Speaker
Description
Summary
The Hadronic End-cap Calorimeter (HEC) of the ATLAS experiment at the CERN Large Hadron Collider (LHC) is a copper-liquid argon sampling calorimeter in a flat plate design. The pre-amplifier and summing (PAS) systems is the heart of the HEC read-out electronics and is realized in GaAs ASIC technology. The PAS devices are installed inside the LAr cryostat directly on the detector. They have been proven to operate reliably in LHC conditions, within safety factors. At the future high-luminosity LHC (HL-LHC), however, the front-end electronics will have to withstand an about 10 times larger radiation environment compared to the design values for LHC. Radiation damages in HL-LHC conditions could therefore significantly affect the HEC performance.

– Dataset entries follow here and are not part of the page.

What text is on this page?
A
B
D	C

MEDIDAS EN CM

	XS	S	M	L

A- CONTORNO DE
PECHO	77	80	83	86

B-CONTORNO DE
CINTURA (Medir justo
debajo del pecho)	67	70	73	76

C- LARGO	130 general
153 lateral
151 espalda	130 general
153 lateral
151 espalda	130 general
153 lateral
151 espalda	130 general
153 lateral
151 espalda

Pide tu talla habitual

The GaAs ASIC has been exposed to neutron and proton radiation with fluences corresponding to ten years of running of the HL-LHC. Neutron tests were performed at the NPI in Rež, Czech Republic, where a 36 MeV proton beam is directed on a thick heavy water target to produce neutrons, delivering an integrated fluence of about 4x10^15 n/cm^2 (in terms of 1 MeV-equivalent NIEL in GaAs at ATLAS). The proton irradiation was done with 200 MeV protons at the PROSCAN area of the Proton Irradiation Facility at the PSI in Villigen, Switzerland, up to an integrated fluence of 2.6 x 10^14 p/cm^2. In-situ measurements of S-parameters in both tests allow the evaluation of frequency dependent performance parameters, like gain and input impedance, as a function of fluence. The non-linearity of the ASIC response has been measured directly in the neutron tests at warm. The signal response of the irradiated samples was analyzed furthermore at cold, i.e. at LAr temperatures. In particular these results allow an improved estimation of the expected performance degradation of the HEC.
The measured gain parameters and non-linearity of the ASIC response were applied to Monte-Carlo simulations of the HEC detector in order to extract the expected energy resolution and performance of jet measurements.
For a possible replacement of the PAS chips, alternative technologies are investigated and exposed to similar neutron radiation levels. In particular, IHP 250 nm Si CMOS technology has turned out to show good performance and match the specifications required. The corresponding results will also be presented.